Re: [PATCH] arm64: fix the address of syscall in arch_syscall_addr if CFI is enabled

From: Sami Tolvanen
Date: Fri Dec 03 2021 - 11:07:35 EST


On Fri, Dec 3, 2021 at 3:12 AM Mark Rutland <mark.rutland@xxxxxxx> wrote:
>
> Hi Ben,
>
> Please Cc the arm64 maintainers for arm64 patches, you can find the relevant
> folk in the MAINTAINERS file, and you can use the get_maintainer.pl script to
> find them automatically (e.g. with `./scripts/get_maintainer.pl ${PATCH}` or
> `./scripts/get_maintainer.pl -f ${FILE}`).
>
> For arm64 patches, you should also see LAKML
> (linux-arm-kernel@xxxxxxxxxxxxxxxxxxx).
>
> I've added Will and Catalin now, and Ard and Peter too since they've btoh been
> fighting with things in this area.
>
> On Fri, Dec 03, 2021 at 01:29:08PM +0800, Ben Dai wrote:
> > With CONFIG_CFI_CLANG, the addresses in sys_call_table[] actually point to
> > jump instructions like "b __arm64_sys_*", and if CONFIG_LTO_CLANG_FULL is
> > enabled, the compiler will not generate a symbol for each jump.
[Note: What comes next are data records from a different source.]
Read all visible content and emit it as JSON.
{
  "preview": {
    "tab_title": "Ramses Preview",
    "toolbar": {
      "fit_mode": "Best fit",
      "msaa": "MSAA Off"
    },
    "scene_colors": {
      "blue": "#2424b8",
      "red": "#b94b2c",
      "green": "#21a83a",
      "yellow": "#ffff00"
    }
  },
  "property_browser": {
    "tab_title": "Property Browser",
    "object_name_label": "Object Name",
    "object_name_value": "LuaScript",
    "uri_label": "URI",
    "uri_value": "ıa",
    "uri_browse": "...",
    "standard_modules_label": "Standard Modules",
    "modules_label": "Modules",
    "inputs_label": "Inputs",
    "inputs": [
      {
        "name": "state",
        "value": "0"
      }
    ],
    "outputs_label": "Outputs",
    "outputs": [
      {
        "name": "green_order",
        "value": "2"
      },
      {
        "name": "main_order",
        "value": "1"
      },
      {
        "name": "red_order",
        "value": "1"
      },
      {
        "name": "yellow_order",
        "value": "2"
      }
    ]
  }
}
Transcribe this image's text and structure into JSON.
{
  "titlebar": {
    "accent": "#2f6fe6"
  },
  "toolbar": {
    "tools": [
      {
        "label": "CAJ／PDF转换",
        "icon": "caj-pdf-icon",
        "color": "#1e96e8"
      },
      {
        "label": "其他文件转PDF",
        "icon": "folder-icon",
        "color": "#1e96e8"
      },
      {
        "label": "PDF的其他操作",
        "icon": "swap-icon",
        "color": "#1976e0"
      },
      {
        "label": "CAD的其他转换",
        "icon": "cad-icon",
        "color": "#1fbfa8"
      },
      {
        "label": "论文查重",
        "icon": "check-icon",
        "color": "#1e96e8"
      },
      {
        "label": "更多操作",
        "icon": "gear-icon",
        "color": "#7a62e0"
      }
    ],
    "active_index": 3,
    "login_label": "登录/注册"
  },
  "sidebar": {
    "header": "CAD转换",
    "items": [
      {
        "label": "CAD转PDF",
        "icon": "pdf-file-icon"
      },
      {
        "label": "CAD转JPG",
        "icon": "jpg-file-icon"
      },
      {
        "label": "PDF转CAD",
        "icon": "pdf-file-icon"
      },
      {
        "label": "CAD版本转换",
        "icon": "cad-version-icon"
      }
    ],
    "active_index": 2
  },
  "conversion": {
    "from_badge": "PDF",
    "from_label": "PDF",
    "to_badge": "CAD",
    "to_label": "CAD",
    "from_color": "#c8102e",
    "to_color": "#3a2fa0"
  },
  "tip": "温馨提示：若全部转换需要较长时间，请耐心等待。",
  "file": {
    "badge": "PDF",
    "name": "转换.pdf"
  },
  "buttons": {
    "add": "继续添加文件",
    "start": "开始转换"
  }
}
It causes
> > syscall tracer can't get symbol name in find_syscall_meta() and fail to
> > initialize.
> >
> > To fix this problem, implement an strong definition of arch_syscall_addr()
> > to get the actual addresses of system calls.
> >
> > Signed-off-by: Ben Dai <ben.dai@xxxxxxxxxx>

I don't think this is the correct solution. I believe Nick fixed the
issue with missing symbols in https://reviews.llvm.org/D107934, so we
should probably just require a newer compiler version here.

> > ---
> > arch/arm64/kernel/syscall.c | 21 +++++++++++++++++++++
> > 1 file changed, 21 insertions(+)
> >
> > diff --git a/arch/arm64/kernel/syscall.c b/arch/arm64/kernel/syscall.c
> > index 50a0f1a38e84..2b911603966b 100644
> > --- a/arch/arm64/kernel/syscall.c
> > +++ b/arch/arm64/kernel/syscall.c
> > @@ -12,6 +12,8 @@
> > #include <asm/debug-monitors.h>
> > #include <asm/exception.h>
> > #include <asm/fpsimd.h>
> > +#include <asm/insn.h>
> > +#include <asm/patching.h>
> > #include <asm/syscall.h>
> > #include <asm/thread_info.h>
> > #include <asm/unistd.h>
> > @@ -19,6 +21,25 @@
> > long compat_arm_syscall(struct pt_regs *regs, int scno);
> > long sys_ni_syscall(void);
> >
> > +#ifdef CONFIG_CFI_CLANG
> > +unsigned long __init arch_syscall_addr(int nr)
> > +{
> > + u32 insn;
> > + unsigned long addr = (unsigned long)sys_call_table[nr];
> > +
> > + /*
> > + * Clang's CFI will replace the address of each system call function
> > + * with the address of a jump table entry. In this case, the jump
> > + * target address is the actual address of the system call.
> > + */
> > + aarch64_insn_read((void *)addr, &insn);
> > + if (likely(aarch64_insn_is_b(insn)))
> > + addr += aarch64_get_branch_offset(insn);
>
> The problemn is not your fault, but I absolutely hate this, because we're
> bodging around the compiler having broken stuff for us in the first place.
> We've been encountering more of these cases over time, and had we been aware of
> them to begin with we'd have strongly pushed back on marging the CFI patches
> until the compiler offered a better solution.
>
> My view is that the current clang CFI scheme is broken by design here, and we
> should mark tracing as incompatible with it for now, and work with the compiler
> folk to get a scheme that actually works, rather than trying to bodge around
> it.

We are actively fixing compiler issues when they're discovered. In the
meanwhile, Android uses both CFI and tracing without any major issues,
so I don't see why we should mark the combination broken.

Sami